Schön zu sehen, dass das deutsches Fernsehen auch weiterhin eine Manege ist. Egal, was man da als Otto Durchschnittshartzer so bestaunen kann, auf Sat.1 und Co. findet man alles. Immerhin verzichtet die Show, die gestern Abend das erste Mal lief, auf lächerliche musikalische Untermalungen, bemerkt man bei Spiegel Online anerkennend. Ob man das wirklich lobend erwähnen sollte, bleibt fraglich, denn nur weil Kleinwüchsige nicht lächerlich gemacht werden, muss man Sat.1 noch lange nicht auf die Schulter klopfen - immerhin beginnt die Presseinformation zur Show mit dem Satz „Klein, aber oho!“. Was das Ziel des Formats ist, ist eher fragwürdig. Will der Zuschauer tatsächlich erfahren, wie man so als Zwerg (darf man das sagen?) zurecht kommt? Oder zielt die Show eher auf ein debiles Grinsen der Zuschauer ab, wenn das Paar Michel und Anna sich küssen? Nahe an der Realität ist „Die große Welt der kleinen Menschen“ jedenfalls. Gescripted scheint dort nichts zu sein.
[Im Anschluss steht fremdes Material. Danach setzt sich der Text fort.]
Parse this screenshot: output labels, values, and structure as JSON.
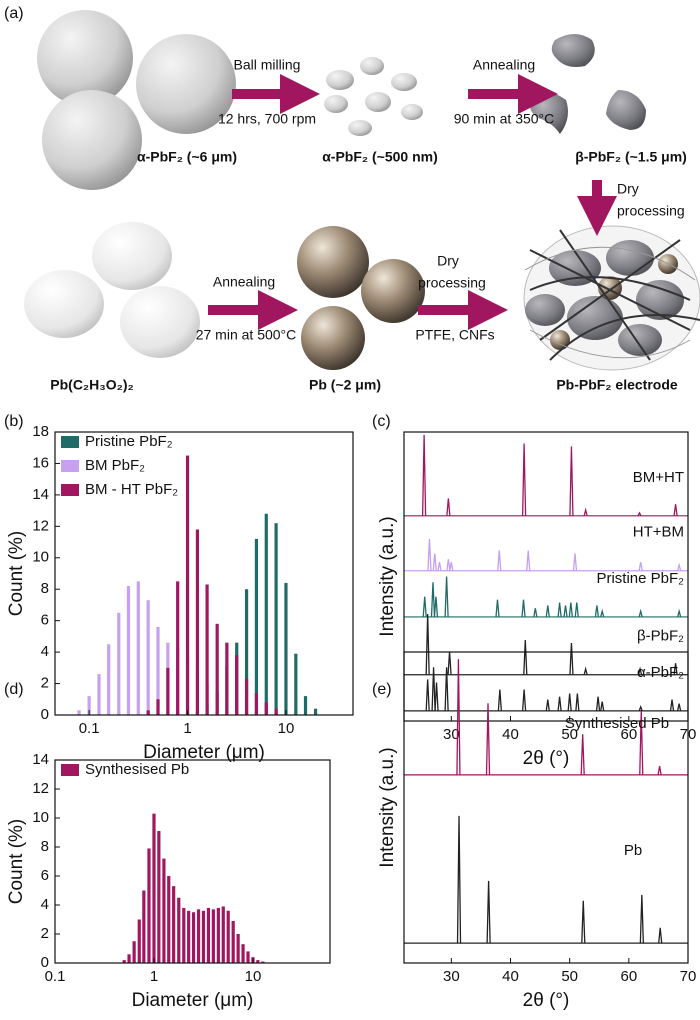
{
  "panels": [
    "(a)",
    "(b)",
    "(c)",
    "(d)",
    "(e)"
  ],
  "schematic": {
    "nodes": [
      {
        "label": "α-PbF₂ (~6 μm)"
      },
      {
        "label": "α-PbF₂ (~500 nm)"
      },
      {
        "label": "β-PbF₂ (~1.5 μm)"
      },
      {
        "label": "Pb(C₂H₃O₂)₂"
      },
      {
        "label": "Pb (~2 μm)"
      },
      {
        "label": "Pb-PbF₂ electrode"
      }
    ],
    "arrows": [
      {
        "above": [
          "Ball milling"
        ],
        "below": [
          "12 hrs, 700 rpm"
        ]
      },
      {
        "above": [
          "Annealing"
        ],
        "below": [
          "90 min at 350°C"
        ]
      },
      {
        "above": [
          "Dry",
          "processing"
        ],
        "below": []
      },
      {
        "above": [
          "Annealing"
        ],
        "below": [
          "27 min at 500°C"
        ]
      },
      {
        "above": [
          "Dry",
          "processing"
        ],
        "below": [
          "PTFE, CNFs"
        ]
      }
    ]
  },
  "chart_data": [
    {
      "type": "bar",
      "x_label": "Diameter (μm)",
      "y_label": "Count (%)",
      "log_x": true,
      "xlim": [
        0.045,
        48
      ],
      "xticks": [
        0.1,
        1,
        10
      ],
      "ylim": [
        0,
        18
      ],
      "yticks": [
        0,
        2,
        4,
        6,
        8,
        10,
        12,
        14,
        16,
        18
      ],
      "legend": "upper left",
      "series": [
        {
          "name": "Pristine PbF₂",
          "color": "#1f6b68",
          "x": [
            1.26,
            1.58,
            2,
            2.51,
            3.16,
            3.98,
            5.01,
            6.31,
            7.94,
            10,
            12.6,
            15.8,
            20
          ],
          "values": [
            0.2,
            0.7,
            1.5,
            3.1,
            4.6,
            8.0,
            11.2,
            12.8,
            12.2,
            8.4,
            3.9,
            1.2,
            0.4
          ]
        },
        {
          "name": "BM PbF₂",
          "color": "#c7a0f0",
          "x": [
            0.079,
            0.1,
            0.126,
            0.158,
            0.2,
            0.251,
            0.316,
            0.398,
            0.501,
            0.631,
            0.794,
            1,
            1.26,
            1.58,
            2,
            2.51,
            3.16
          ],
          "values": [
            0.3,
            1.2,
            2.6,
            4.5,
            6.5,
            8.2,
            8.5,
            7.3,
            5.6,
            4.6,
            4.3,
            3.6,
            2.8,
            2.0,
            1.2,
            0.6,
            0.2
          ]
        },
        {
          "name": "BM - HT PbF₂",
          "color": "#a0175f",
          "x": [
            0.398,
            0.501,
            0.631,
            0.794,
            1,
            1.26,
            1.58,
            2,
            2.51,
            3.16,
            3.98,
            5.01,
            6.31,
            7.94
          ],
          "values": [
            0.3,
            1.0,
            3.0,
            8.5,
            16.5,
            11.8,
            8.3,
            5.8,
            4.6,
            3.8,
            2.3,
            1.4,
            0.8,
            0.4
          ]
        }
      ]
    },
    {
      "type": "stick",
      "x_label": "2θ (°)",
      "y_label": "Intensity (a.u.)",
      "xlim": [
        22,
        70
      ],
      "xticks": [
        30,
        40,
        50,
        60,
        70
      ],
      "ylim": [
        0,
        100
      ],
      "series": [
        {
          "name": "BM+HT",
          "color": "#a0175f",
          "baseline": 71,
          "x": [
            25.4,
            29.5,
            42.3,
            50.3,
            52.7,
            61.8,
            67.9
          ],
          "values": [
            99,
            77,
            96,
            95,
            73,
            72,
            75
          ]
        },
        {
          "name": "HT+BM",
          "color": "#c79ff0",
          "baseline": 52,
          "x": [
            26.3,
            27.2,
            28.0,
            29.5,
            30.0,
            38.1,
            43.0,
            50.9,
            62.0,
            68.5
          ],
          "values": [
            63,
            58,
            55,
            56,
            55,
            59,
            59,
            58,
            55,
            54
          ]
        },
        {
          "name": "Pristine PbF₂",
          "color": "#1f6b68",
          "baseline": 36,
          "x": [
            25.5,
            26.9,
            27.4,
            29.2,
            37.8,
            42.2,
            44.2,
            46.3,
            48.3,
            49.3,
            50.2,
            51.2,
            54.6,
            55.5,
            62.0,
            68.5
          ],
          "values": [
            43,
            48,
            43,
            50,
            42,
            42,
            39,
            40,
            41,
            40,
            41,
            41,
            40,
            38,
            38,
            38
          ]
        },
        {
          "name": "β-PbF₂",
          "color": "#222222",
          "baseline": 16,
          "x": [
            26.0,
            29.7,
            42.5,
            50.3,
            52.7,
            61.9,
            67.9
          ],
          "values": [
            37,
            24,
            28,
            27,
            18,
            18,
            20
          ]
        },
        {
          "name": "α-PbF₂",
          "color": "#222222",
          "baseline": 3.5,
          "x": [
            26.0,
            27.0,
            27.5,
            29.2,
            38.2,
            42.3,
            46.3,
            48.3,
            50.0,
            51.3,
            54.8,
            55.5,
            62.0,
            67.3,
            68.5
          ],
          "values": [
            14.4,
            18.6,
            13.3,
            18.6,
            10.9,
            10.9,
            7.4,
            8.4,
            9.5,
            9.5,
            8.4,
            6.7,
            4.9,
            7.4,
            6.0
          ]
        }
      ]
    },
    {
      "type": "bar",
      "x_label": "Diameter (μm)",
      "y_label": "Count (%)",
      "log_x": true,
      "xlim": [
        0.1,
        60
      ],
      "xticks": [
        0.1,
        1,
        10
      ],
      "ylim": [
        0,
        14
      ],
      "yticks": [
        0,
        2,
        4,
        6,
        8,
        10,
        12,
        14
      ],
      "legend": "upper left",
      "series": [
        {
          "name": "Synthesised Pb",
          "color": "#a0175f",
          "x": [
            0.5,
            0.56,
            0.63,
            0.71,
            0.79,
            0.89,
            1,
            1.12,
            1.26,
            1.41,
            1.58,
            1.78,
            2,
            2.24,
            2.51,
            2.82,
            3.16,
            3.55,
            3.98,
            4.47,
            5.01,
            5.62,
            6.31,
            7.08,
            7.94,
            8.91,
            10,
            11.2,
            12.6
          ],
          "values": [
            0.2,
            0.6,
            1.5,
            3.0,
            5.0,
            7.9,
            10.3,
            9.1,
            7.2,
            6.0,
            5.3,
            4.5,
            3.8,
            3.6,
            3.5,
            3.7,
            3.6,
            3.8,
            3.7,
            3.8,
            3.9,
            3.6,
            2.9,
            2.0,
            1.3,
            0.8,
            0.4,
            0.2,
            0.1
          ]
        }
      ]
    },
    {
      "type": "stick",
      "x_label": "2θ (°)",
      "y_label": "Intensity (a.u.)",
      "xlim": [
        22,
        70
      ],
      "xticks": [
        30,
        40,
        50,
        60,
        70
      ],
      "ylim": [
        0,
        100
      ],
      "series": [
        {
          "name": "Synthesised Pb",
          "color": "#a0175f",
          "baseline": 60.5,
          "x": [
            31.2,
            36.2,
            52.2,
            62.1,
            65.2
          ],
          "values": [
            97.7,
            83.5,
            73.6,
            81,
            63.3
          ]
        },
        {
          "name": "Pb",
          "color": "#222222",
          "baseline": 6.4,
          "x": [
            31.3,
            36.3,
            52.3,
            62.2,
            65.3
          ],
          "values": [
            47.3,
            26.4,
            20,
            21.9,
            11.3
          ]
        }
      ]
    }
  ]
}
Und selbst wenn es sich um Schauspieler handeln würde - klein sind sie ja trotzdem.

Noch drei weitere Sonntage ist die Soap zu sehen. Und fest steht, dass schon am vierten Sonntag niemand mehr darüber reden wird. Zu konventionell ist die Sendung, zu abgestumpft der Zuschauer, besonders von den vorausgegangenen Formaten wie „Schwer verliebt“. Den Mut zu einer richtigen Dokumentation scheint bei den kommerziellen Sendern niemand zu haben - dabei hatte man das Material doch schon im Kasten! Stattdessen wird wieder eine Moderatorin ins Konzept geprügelt und alles ein bisschen auf heile Welt getrimmt, die ein bisschen anders ist, als die „normale“, damit auch ein paar voyeuristische Zuschauer einschalten. Trotz des Versuchs, so etwas ähnliches wie Niveau und Informationsgehalt zu imitieren - die Show ist ein Fehlschlag.